Anyone Remember TrueSpectra?

"TrueSpectra Photo-Graphics" was the full name of the program.

I used it for years under OS/2, which was it's native platform. The interface was ahead of its time in some ways , and ahead of its users at times, but it used a very Gimp-like right click pop up menu for many functions.

One of the things that made it special was its ability to seamlessly mix raster and vector graphics. The resolution of the output was set as a property of the output, not the project. While working on a project, the screen view was, in TrueSpectra's words, "resolution independent". This gave it features like drag and drop resizing of bitmaps and text, essentially infinite zoom, and the ability to change the output resolution and size at will without mucking up the project files.

It also used layers, not only for elements, but also for filters. I could define an elliptical blur filter, for example, and it would automatically be assigned its own layer. Anything above it didn't get blurred, everything below it did. Then if I decided later to adjust the blur parameters or the size of the ellipse, I could do that, no problem. The down side to this is that screen renders started to take a while for complex projects. The upside is that just like any layered image format, the layers remain independently adjustable in the native file format.
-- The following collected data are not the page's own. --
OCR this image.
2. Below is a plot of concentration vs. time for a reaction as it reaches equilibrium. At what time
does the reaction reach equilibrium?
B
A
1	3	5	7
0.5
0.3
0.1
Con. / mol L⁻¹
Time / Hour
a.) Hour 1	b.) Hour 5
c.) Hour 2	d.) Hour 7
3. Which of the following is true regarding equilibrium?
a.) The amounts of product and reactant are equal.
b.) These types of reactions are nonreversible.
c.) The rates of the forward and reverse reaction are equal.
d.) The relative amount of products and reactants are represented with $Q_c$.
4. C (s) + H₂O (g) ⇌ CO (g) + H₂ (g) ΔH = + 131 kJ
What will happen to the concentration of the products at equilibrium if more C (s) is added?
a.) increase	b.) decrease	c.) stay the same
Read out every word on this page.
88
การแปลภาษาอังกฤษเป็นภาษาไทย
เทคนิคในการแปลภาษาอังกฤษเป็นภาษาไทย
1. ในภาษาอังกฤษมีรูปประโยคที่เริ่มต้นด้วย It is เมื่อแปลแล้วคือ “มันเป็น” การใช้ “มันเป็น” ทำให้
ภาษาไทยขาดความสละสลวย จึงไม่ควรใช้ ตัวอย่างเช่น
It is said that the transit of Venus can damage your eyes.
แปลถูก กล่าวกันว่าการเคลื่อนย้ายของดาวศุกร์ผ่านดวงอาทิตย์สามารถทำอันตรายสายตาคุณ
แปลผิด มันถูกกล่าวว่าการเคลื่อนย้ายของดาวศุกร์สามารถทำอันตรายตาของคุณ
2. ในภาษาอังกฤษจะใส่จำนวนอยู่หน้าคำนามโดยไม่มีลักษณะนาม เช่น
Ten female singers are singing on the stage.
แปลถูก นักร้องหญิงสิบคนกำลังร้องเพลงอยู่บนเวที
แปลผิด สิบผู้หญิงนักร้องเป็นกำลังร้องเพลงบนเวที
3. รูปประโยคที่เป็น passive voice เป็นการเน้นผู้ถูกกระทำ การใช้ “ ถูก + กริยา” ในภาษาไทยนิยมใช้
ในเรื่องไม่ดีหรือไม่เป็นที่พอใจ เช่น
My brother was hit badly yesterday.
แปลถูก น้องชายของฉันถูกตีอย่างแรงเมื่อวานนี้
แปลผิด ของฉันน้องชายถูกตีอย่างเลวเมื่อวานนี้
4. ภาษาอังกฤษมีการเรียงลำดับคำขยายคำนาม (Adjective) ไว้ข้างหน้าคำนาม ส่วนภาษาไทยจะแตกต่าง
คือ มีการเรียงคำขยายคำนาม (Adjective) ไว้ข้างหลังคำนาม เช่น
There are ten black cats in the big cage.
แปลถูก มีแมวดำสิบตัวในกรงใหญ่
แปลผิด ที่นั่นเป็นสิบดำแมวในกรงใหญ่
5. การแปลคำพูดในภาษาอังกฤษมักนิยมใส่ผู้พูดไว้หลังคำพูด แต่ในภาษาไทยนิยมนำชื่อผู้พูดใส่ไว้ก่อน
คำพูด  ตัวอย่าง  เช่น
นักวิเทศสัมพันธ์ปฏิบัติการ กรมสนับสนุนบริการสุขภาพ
TSPG also only linked to the source bitmaps for a project, so the native files were very small. Of course that meant that you wanted to leave your image files where they were, because moving them would hide them from TSPG and break your project.

But back to the separation of drawing from rendering. Say for example that I was doing a label for a wine bottle. Next year, I'll want the same thing with as little as one digit in the date changed. TSPG would let me edit the source text object directly. I would only need to change the one character which needed to be changed. Any effects which were applied, from the font on up, (and if you were clever with it this could even include tough stuff like colored drop shadows), would all be automatically changed when the source text object was changed. Then if my printer had got better in the last year I could arbitrarily increase the rendered output resolution to match it, and the output would be rendered with the best possible quality.

What killed TSPG commercially was the unorthodox interface. There are some parts of it that are still a mystery to me.

I keep hearing rumors about SVG, and I think that a program that could simultaneously handle SVG and raster sources would be just about what I had with TSPG under OS/2 in 1996.

I'm just throwing this out for discussion. TSPG could do things that the Gimp can't. (To be fair, the same can be said vice versa.) I don't mean to single out the Gimp, I haven't seen anything else that can match some of the features. There may be some, but if there are, I haven't seen them. That's all I'm saying. I am not a Graphics Professional, and I quit using Windows in 1994.

What's the state of the art in mixed raster/vector graphics these days? Is the Gimp development moving in this direction?